Last March, City Walk was threatened with a $250 daily fine if it continued to house homeless people without the permit it had been denied, though the fine was eventually cut down to $25 per day, thanks to a decision from a local municipal code enforcement magistrate. In the meantime, City Walk appealed Tallahassee’s denial of their permit.

In November, an administrative law judge ultimately ruled in City Walk’s favor, recommending that the mission be allowed to operate as a transitional facility so long as they met certain conditions, like not housing sex offenders. 

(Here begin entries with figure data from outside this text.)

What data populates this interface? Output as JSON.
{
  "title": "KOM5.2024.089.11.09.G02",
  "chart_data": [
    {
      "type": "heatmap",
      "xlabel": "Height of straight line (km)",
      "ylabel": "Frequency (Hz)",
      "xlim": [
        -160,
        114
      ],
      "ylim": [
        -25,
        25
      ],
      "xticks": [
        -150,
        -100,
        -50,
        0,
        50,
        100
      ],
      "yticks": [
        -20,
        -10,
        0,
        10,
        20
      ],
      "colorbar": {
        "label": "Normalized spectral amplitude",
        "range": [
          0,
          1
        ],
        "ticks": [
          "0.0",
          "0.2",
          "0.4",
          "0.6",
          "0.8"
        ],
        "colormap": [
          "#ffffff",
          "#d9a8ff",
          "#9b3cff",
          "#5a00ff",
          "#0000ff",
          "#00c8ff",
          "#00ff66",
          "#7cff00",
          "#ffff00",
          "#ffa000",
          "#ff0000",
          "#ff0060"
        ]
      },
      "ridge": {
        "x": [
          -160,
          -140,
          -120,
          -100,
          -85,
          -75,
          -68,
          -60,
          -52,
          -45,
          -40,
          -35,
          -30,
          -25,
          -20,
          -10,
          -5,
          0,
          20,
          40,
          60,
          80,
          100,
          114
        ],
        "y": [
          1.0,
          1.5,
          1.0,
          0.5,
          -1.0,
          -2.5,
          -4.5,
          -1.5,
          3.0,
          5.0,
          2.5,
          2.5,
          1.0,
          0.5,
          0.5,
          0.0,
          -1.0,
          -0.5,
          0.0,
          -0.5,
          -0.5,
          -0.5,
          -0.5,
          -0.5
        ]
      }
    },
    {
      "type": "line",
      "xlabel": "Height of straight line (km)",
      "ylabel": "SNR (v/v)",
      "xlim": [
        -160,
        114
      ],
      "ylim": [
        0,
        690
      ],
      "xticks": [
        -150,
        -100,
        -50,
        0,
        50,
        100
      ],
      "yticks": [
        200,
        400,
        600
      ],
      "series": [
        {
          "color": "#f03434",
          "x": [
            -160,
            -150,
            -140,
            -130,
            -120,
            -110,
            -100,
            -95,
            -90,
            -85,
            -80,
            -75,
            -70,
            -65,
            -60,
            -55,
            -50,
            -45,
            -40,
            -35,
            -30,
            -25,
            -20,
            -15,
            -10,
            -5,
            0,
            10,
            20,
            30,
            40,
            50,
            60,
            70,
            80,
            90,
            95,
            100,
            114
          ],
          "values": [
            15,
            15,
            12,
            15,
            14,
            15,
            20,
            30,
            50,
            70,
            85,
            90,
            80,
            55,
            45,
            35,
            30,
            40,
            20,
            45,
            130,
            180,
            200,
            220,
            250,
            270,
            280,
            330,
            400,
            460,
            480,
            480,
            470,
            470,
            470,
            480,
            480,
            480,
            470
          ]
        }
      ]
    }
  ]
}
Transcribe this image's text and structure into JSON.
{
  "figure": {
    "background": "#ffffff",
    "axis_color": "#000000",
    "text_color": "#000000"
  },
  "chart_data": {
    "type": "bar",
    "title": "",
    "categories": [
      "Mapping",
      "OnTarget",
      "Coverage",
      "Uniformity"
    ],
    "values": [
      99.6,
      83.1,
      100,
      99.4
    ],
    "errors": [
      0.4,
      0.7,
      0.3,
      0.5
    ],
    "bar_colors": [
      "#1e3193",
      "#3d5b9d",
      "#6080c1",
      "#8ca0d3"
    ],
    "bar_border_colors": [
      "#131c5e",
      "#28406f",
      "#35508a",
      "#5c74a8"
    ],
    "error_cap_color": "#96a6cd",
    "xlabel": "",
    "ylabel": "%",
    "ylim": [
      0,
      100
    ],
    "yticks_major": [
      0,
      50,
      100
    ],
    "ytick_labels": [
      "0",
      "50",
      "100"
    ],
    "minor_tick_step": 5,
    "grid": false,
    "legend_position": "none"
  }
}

Even so, City Walk was again denied permission to run the shelter, and the city attorney’s office, which declined to comment to VICE News, threatened to pursue legal action against the mission if it continued to operate without a permit, according to the organization’s lawsuit. 

City Walk is now asking for a preliminary injunction, and a hearing on the matter is scheduled for Friday, Edinger said. The hope is that it will one day be able to operate without special permission at its current location, while the aspect of “discretionary zoning”—or the process that gives the city the ultimate power to determine whether or not a transitional housing facility can exist in a community—will be declared unconstitutional in Tallahassee.

“If you ask the city, they say, ‘These are bad guys, they’re bad operators, and we’re fining them,’” Edinger said. 

As City Walk sees it, though, “they’re trying as best they can to follow the rule and operate within the law, but ultimately the law is not constitutional,” Edinger said. “Good ol’ civil disobedience.”